Comment Re:Better be quick... (Score 1) 107

How fast can you explain to the guy about to cut off your hand that it's not going to work? Is he going to believe you?

Wrong strategy: Simply explain that you'd be happy to assist a fine fellow such as him with making the desired modifications to your laptop's security settings...

Seriously, if somebody is willing to chop your hand off to bypass the security system (even if they are on the wrong track technologically) probably has many ways of demonstrating the sort of attacks enabled by physical access. You'll need to have something good on that computer to make even trying to hold out worth it.

Comment Re:Hemoglobin? Uh. Not quite. (Score 1) 107

As far as I know, absolutely none; in particular, throwing out enough RF to get a usable signal back would probably do your battery life and relationship with the FCC no good at all; but the large, precise, and sensitive PCB antenna arrays in Wacom tablets would be my off-the-cuff candidate for 'component most likely to be able to do the sensing' (but not the illuminating, they only work with the passive pens because those pens are designed to behave usefully in response to the quite feeble field put out by the tablet PCB, and nature is unlikely to be nearly so helpful). Plus, they look cool.

Comment Re:Not Secure (Score 1) 107

Good thing that IR-band pigments aren't already commercially available (never mind the tedious-but-likely-cheaper process of just looking for random stuff at Staples that happens to have the right property despite being formulated for visible-band applications, you only need to get lucky once and you'll probably have something you can spit out at usefully high resolutions on some ghastly inkjet that costs less than the ink it takes). This might actually be easier than cloning fingerprints...

Comment Re:Alternative (Score 1) 107

Seeing as how it would be pretty easy to install an RFID reader on a PC, I'm going to guess that someone already patented it, wants too much money for it, and it won't expire for another ten years or so.

I think that the problem is mostly apathy. 'Enterprise' laptops offered smartcard support for years(as did/does windows) and you could get fairly cheap PCMCIA slot card readers(the just-slightly-larger size of the PCMCIA slot makes the physical design pretty easy, and implementing a low-voltage, low-speed serial bus isn't rocket surgery). Once 'contactless/RFID' became a Thing, laptops in the same bracket started to offer RFID as an option. It's mostly mired in cryptic alphabet soup (nothing reminds you exactly how many, mostly shitting and overlapping, some incompatible RFID 'standards' there are like trying to use something not purchased all in a lump and at a markup from a single vendor); but it's there. This document applies to select Dells; but others should be largely similar.
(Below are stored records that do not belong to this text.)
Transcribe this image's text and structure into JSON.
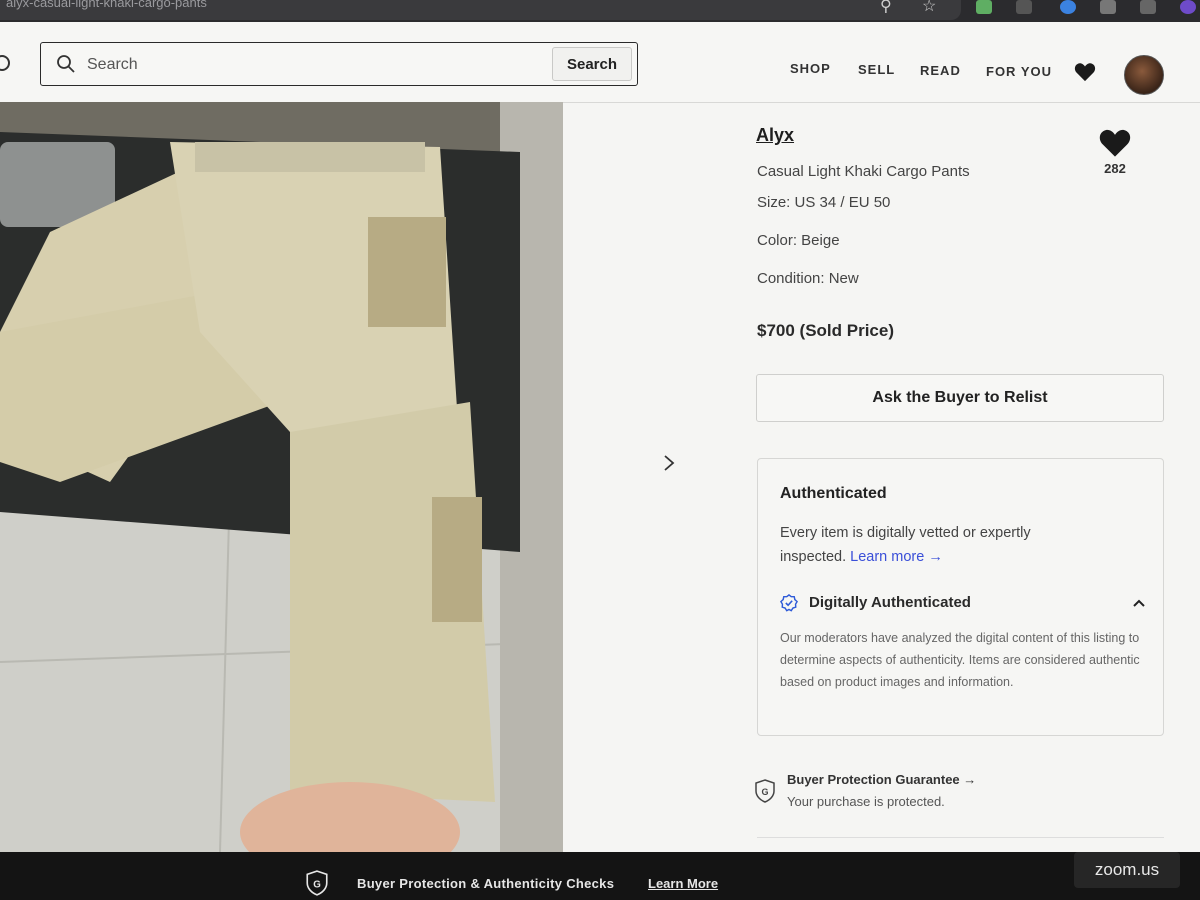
{
  "browser": {
    "url_fragment": "alyx-casual-light-khaki-cargo-pants"
  },
  "header": {
    "search": {
      "placeholder": "Search",
      "button_label": "Search"
    },
    "nav": [
      "SHOP",
      "SELL",
      "READ",
      "FOR YOU"
    ]
  },
  "listing": {
    "brand": "Alyx",
    "title": "Casual Light Khaki Cargo Pants",
    "favorites_count": "282",
    "size": "Size: US 34 / EU 50",
    "color": "Color: Beige",
    "condition": "Condition: New",
    "price": "$700 (Sold Price)",
    "relist_button": "Ask the Buyer to Relist"
  },
  "authentication": {
    "title": "Authenticated",
    "body": "Every item is digitally vetted or expertly inspected.",
    "learn_more": "Learn more →",
    "digital_label": "Digitally Authenticated",
    "digital_description": "Our moderators have analyzed the digital content of this listing to determine aspects of authenticity. Items are considered authentic based on product images and information."
  },
  "buyer_protection": {
    "title": "Buyer Protection Guarantee →",
    "subtitle": "Your purchase is protected."
  },
  "banner": {
    "text": "Buyer Protection & Authenticity Checks",
    "link": "Learn More"
  },
  "overlay": {
    "zoom_label": "zoom.us"
  },
  "colors": {
    "link": "#3a4fd8",
    "banner_bg": "#141414",
    "verified_blue": "#2f5bd8"
  }
}
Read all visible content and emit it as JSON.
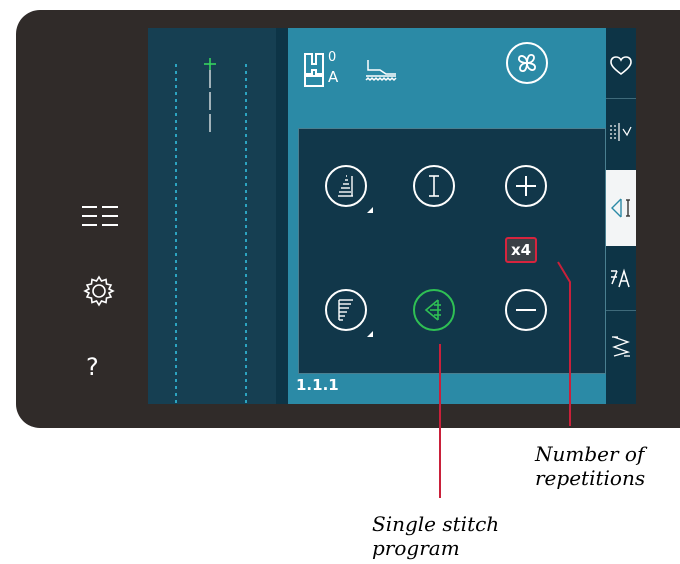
{
  "sidebar": {
    "menu_icon": "menu-icon",
    "settings_icon": "gear-icon",
    "help_glyph": "?"
  },
  "header": {
    "presser_foot_code": "0",
    "presser_foot_letter": "A"
  },
  "controls": {
    "repetitions_value": "x4",
    "program_label": "1.1.1"
  },
  "callouts": {
    "repetitions_line1": "Number of",
    "repetitions_line2": "repetitions",
    "single_stitch_line1": "Single stitch",
    "single_stitch_line2": "program"
  },
  "colors": {
    "accent_red": "#d7243e",
    "active_green": "#2fc054",
    "panel_blue": "#2b8aa6",
    "screen_dark": "#0d3446"
  }
}
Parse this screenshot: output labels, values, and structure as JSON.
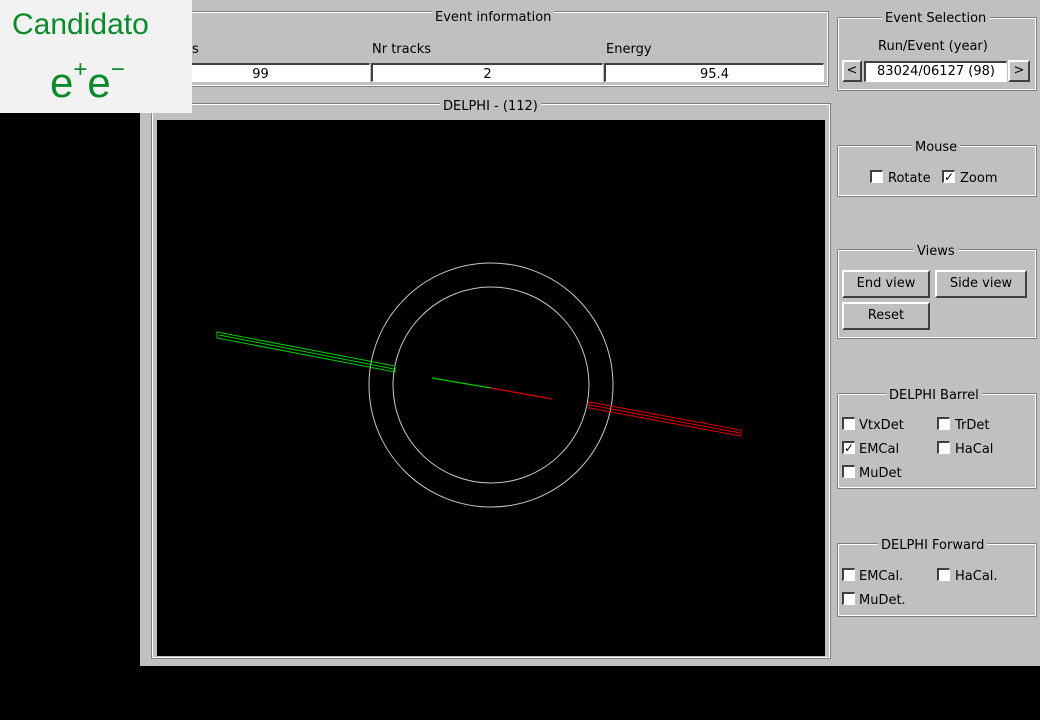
{
  "badge": {
    "title": "Candidato",
    "particle": "e",
    "sup1": "+",
    "particle2": "e",
    "sup2": "−"
  },
  "event_info": {
    "legend": "Event information",
    "col0_header": "s",
    "col1_header": "Nr tracks",
    "col2_header": "Energy",
    "col0_value": "99",
    "col1_value": "2",
    "col2_value": "95.4"
  },
  "display": {
    "legend": "DELPHI - (112)"
  },
  "event_selection": {
    "legend": "Event Selection",
    "label": "Run/Event  (year)",
    "prev": "<",
    "value": "83024/06127  (98)",
    "next": ">"
  },
  "mouse": {
    "legend": "Mouse",
    "rotate_label": "Rotate",
    "rotate_checked": "",
    "zoom_label": "Zoom",
    "zoom_checked": "✓"
  },
  "views": {
    "legend": "Views",
    "end_view": "End view",
    "side_view": "Side view",
    "reset": "Reset"
  },
  "barrel": {
    "legend": "DELPHI Barrel",
    "vtxdet": "VtxDet",
    "vtxdet_checked": "",
    "trdet": "TrDet",
    "trdet_checked": "",
    "emcal": "EMCal",
    "emcal_checked": "✓",
    "hacal": "HaCal",
    "hacal_checked": "",
    "mudet": "MuDet",
    "mudet_checked": ""
  },
  "forward": {
    "legend": "DELPHI Forward",
    "emcal": "EMCal.",
    "emcal_checked": "",
    "hacal": "HaCal.",
    "hacal_checked": "",
    "mudet": "MuDet.",
    "mudet_checked": ""
  },
  "colors": {
    "track_left": "#00cc00",
    "track_right": "#dd0000",
    "detector": "#c8c8c8"
  }
}
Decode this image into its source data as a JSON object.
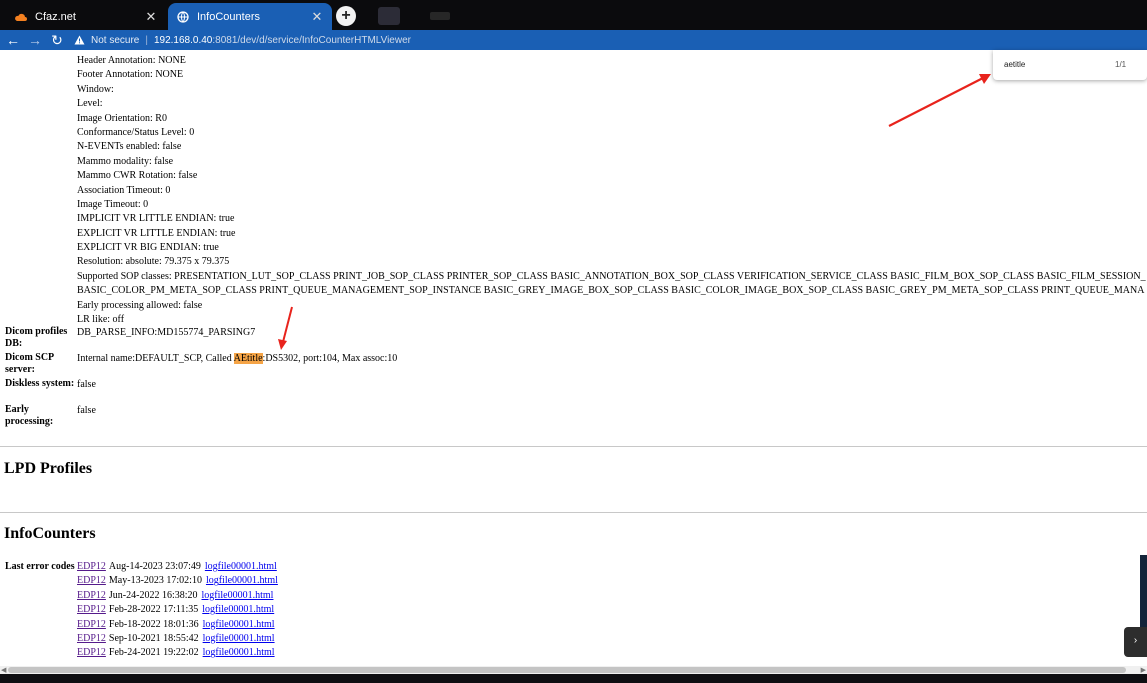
{
  "browser": {
    "tabs": [
      {
        "title": "Cfaz.net",
        "close": "✕"
      },
      {
        "title": "InfoCounters",
        "close": "✕"
      }
    ],
    "new_tab": "+",
    "address": {
      "security": "Not secure",
      "host": "192.168.0.40",
      "path": ":8081/dev/d/service/InfoCounterHTMLViewer"
    }
  },
  "find_bar": {
    "query": "aetitle",
    "count": "1/1"
  },
  "printer_profile_lines": [
    "Header Annotation: NONE",
    "Footer Annotation: NONE",
    "Window:",
    "Level:",
    "Image Orientation: R0",
    "Conformance/Status Level: 0",
    "N-EVENTs enabled: false",
    "Mammo modality: false",
    "Mammo CWR Rotation: false",
    "Association Timeout: 0",
    "Image Timeout: 0",
    "IMPLICIT VR LITTLE ENDIAN: true",
    "EXPLICIT VR LITTLE ENDIAN: true",
    "EXPLICIT VR BIG ENDIAN: true",
    "Resolution: absolute: 79.375 x 79.375",
    "Supported SOP classes: PRESENTATION_LUT_SOP_CLASS PRINT_JOB_SOP_CLASS PRINTER_SOP_CLASS BASIC_ANNOTATION_BOX_SOP_CLASS VERIFICATION_SERVICE_CLASS BASIC_FILM_BOX_SOP_CLASS BASIC_FILM_SESSION_",
    "BASIC_COLOR_PM_META_SOP_CLASS PRINT_QUEUE_MANAGEMENT_SOP_INSTANCE BASIC_GREY_IMAGE_BOX_SOP_CLASS BASIC_COLOR_IMAGE_BOX_SOP_CLASS BASIC_GREY_PM_META_SOP_CLASS PRINT_QUEUE_MANA",
    "Early processing allowed: false",
    "LR like: off"
  ],
  "props": {
    "dicom_profiles_db": {
      "label": "Dicom profiles DB:",
      "value": "DB_PARSE_INFO:MD155774_PARSING7"
    },
    "dicom_scp": {
      "label": "Dicom SCP server:",
      "value_before": "Internal name:DEFAULT_SCP, Called ",
      "highlight": "AEtitle",
      "value_after": ":DS5302, port:104, Max assoc:10"
    },
    "diskless": {
      "label": "Diskless system:",
      "value": "false"
    },
    "early_processing": {
      "label": "Early processing:",
      "value": "false"
    }
  },
  "sections": {
    "lpd": "LPD Profiles",
    "infocounters": "InfoCounters"
  },
  "error_codes": {
    "label": "Last error codes",
    "rows": [
      {
        "code": "EDP12",
        "date": "Aug-14-2023 23:07:49",
        "file": "logfile00001.html"
      },
      {
        "code": "EDP12",
        "date": "May-13-2023 17:02:10",
        "file": "logfile00001.html"
      },
      {
        "code": "EDP12",
        "date": "Jun-24-2022 16:38:20",
        "file": "logfile00001.html"
      },
      {
        "code": "EDP12",
        "date": "Feb-28-2022 17:11:35",
        "file": "logfile00001.html"
      },
      {
        "code": "EDP12",
        "date": "Feb-18-2022 18:01:36",
        "file": "logfile00001.html"
      },
      {
        "code": "EDP12",
        "date": "Sep-10-2021 18:55:42",
        "file": "logfile00001.html"
      },
      {
        "code": "EDP12",
        "date": "Feb-24-2021 19:22:02",
        "file": "logfile00001.html"
      }
    ]
  },
  "colors": {
    "tab_active": "#1a5fb4",
    "highlight": "#f5a446",
    "annotation_arrow": "#e8231c"
  }
}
Broadcom's "BCM2079x Family" shows up at the party, usually with some amount of confusing vendor rebranding, fairly frequently.

Comment Re:Used to (Score 1) 86

Aside from the obvious untenability on a continued financial basis, have you seen any sign that the desire for education-as-signalling has changed?

If anything, the intensity of the arms race underway (while obviously as sustainable as any arms race never is, especially since it's a race between employers who ask, but dont' pay, for additional credentials, and students who sacrifice both money and time to obtain them) suggests the strength of demand for signalling functions. Once a given flavor of degree becomes ubiquitous, out comes the pressure to either get the next highest one, or make sure that you get that one from the most exclusive institution.

It is easy to posit that this cannot be maintained; the numbers just don't work; but the fact that nobody has a chance of talking this particular bubble down from the ledge before it jumps hardly suggests a situation where skepticism in the utility of signalling, rather than an untenably expensive arms race in signalling, is undermining the process.

Comment And nothing is changing yet (Score 1) 162

While certain diplomatic and economic relations are under strain and protests go on all over, it's important to note that none of the surveillance and other civil rights and outright illegal activity has slowed or stopped at all. In some ways it seems to have increased.

Demanding that these activities cease is action #1.